PaddleOCR-VL NVIDIA Blackwell-Architecture GPUs Environment Configuration Tutorial¶
This tutorial provides guidance on configuring the environment for NVIDIA Blackwell-architecture GPUs. After completing the environment setup, please refer to the PaddleOCR-VL Usage Tutorial to use PaddleOCR-VL.
Before starting the tutorial, please ensure that your NVIDIA driver supports CUDA 12.9 or higher.

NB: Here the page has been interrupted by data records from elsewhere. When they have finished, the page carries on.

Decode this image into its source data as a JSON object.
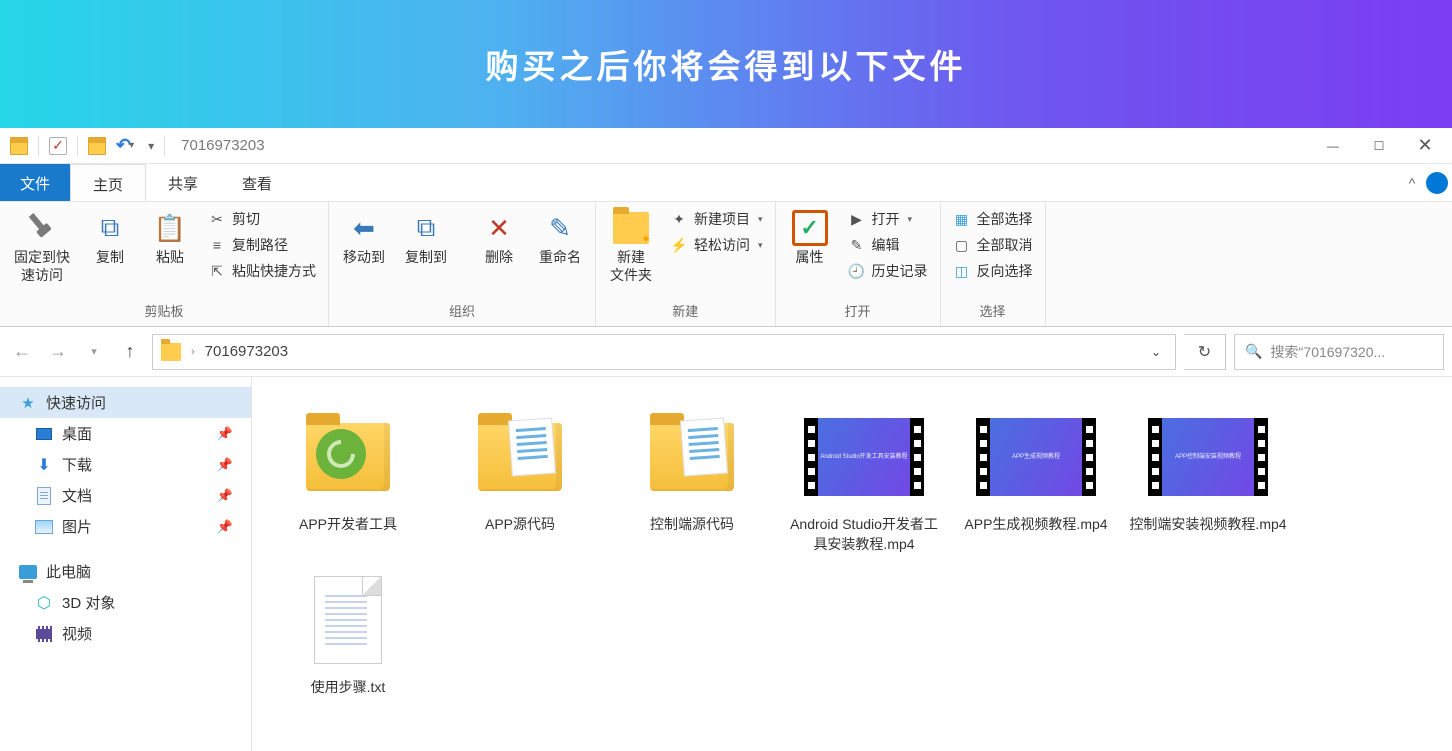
{
  "banner": {
    "title": "购买之后你将会得到以下文件"
  },
  "titlebar": {
    "title": "7016973203"
  },
  "tabs": {
    "file": "文件",
    "home": "主页",
    "share": "共享",
    "view": "查看"
  },
  "ribbon": {
    "clipboard": {
      "label": "剪贴板",
      "pin": "固定到快\n速访问",
      "copy": "复制",
      "paste": "粘贴",
      "cut": "剪切",
      "copyPath": "复制路径",
      "pasteShortcut": "粘贴快捷方式"
    },
    "organize": {
      "label": "组织",
      "moveTo": "移动到",
      "copyTo": "复制到",
      "delete": "删除",
      "rename": "重命名"
    },
    "new": {
      "label": "新建",
      "newFolder": "新建\n文件夹",
      "newItem": "新建项目",
      "easyAccess": "轻松访问"
    },
    "open": {
      "label": "打开",
      "properties": "属性",
      "open": "打开",
      "edit": "编辑",
      "history": "历史记录"
    },
    "select": {
      "label": "选择",
      "selectAll": "全部选择",
      "selectNone": "全部取消",
      "invert": "反向选择"
    }
  },
  "nav": {
    "path": "7016973203",
    "searchPlaceholder": "搜索\"701697320..."
  },
  "sidebar": {
    "quickAccess": "快速访问",
    "desktop": "桌面",
    "downloads": "下载",
    "documents": "文档",
    "pictures": "图片",
    "thisPC": "此电脑",
    "objects3d": "3D 对象",
    "videos": "视频"
  },
  "files": [
    {
      "name": "APP开发者工具",
      "type": "folder-app"
    },
    {
      "name": "APP源代码",
      "type": "folder-docs"
    },
    {
      "name": "控制端源代码",
      "type": "folder-docs"
    },
    {
      "name": "Android Studio开发者工具安装教程.mp4",
      "type": "video"
    },
    {
      "name": "APP生成视频教程.mp4",
      "type": "video"
    },
    {
      "name": "控制端安装视频教程.mp4",
      "type": "video"
    },
    {
      "name": "使用步骤.txt",
      "type": "txt"
    }
  ]
}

1. Environment Preparation¶
This section introduces how to set up the PaddleOCR-VL runtime environment using one of the following two methods:
-
Method 1: Use the official Docker image.
-
Method 2: Manually install PaddlePaddle and PaddleOCR.
1.1 Method 1: Using Docker Image¶
We recommend using the official Docker image (requires Docker version >= 19.03, GPU-equipped machine with NVIDIA driver supporting CUDA 12.9 or higher):
docker run \
-it \
--gpus all \
--network host \
--user root \
ccr-2vdh3abv-pub.cnc.bj.baidubce.com/paddlepaddle/paddleocr-vl:latest-gpu-sm120 \
/bin/bash
# Call PaddleOCR CLI or Python API in the container
If you wish to use PaddleOCR-VL in an offline environment, replace ccr-2vdh3abv-pub.cnc.bj.baidubce.com/paddlepaddle/paddleocr-vl:latest-gpu-sm120 (image size ~10 GB) in the above command with the offline version image ccr-2vdh3abv-pub.cnc.bj.baidubce.com/paddlepaddle/paddleocr-vl:latest-gpu-sm120-offline (image size ~12 GB).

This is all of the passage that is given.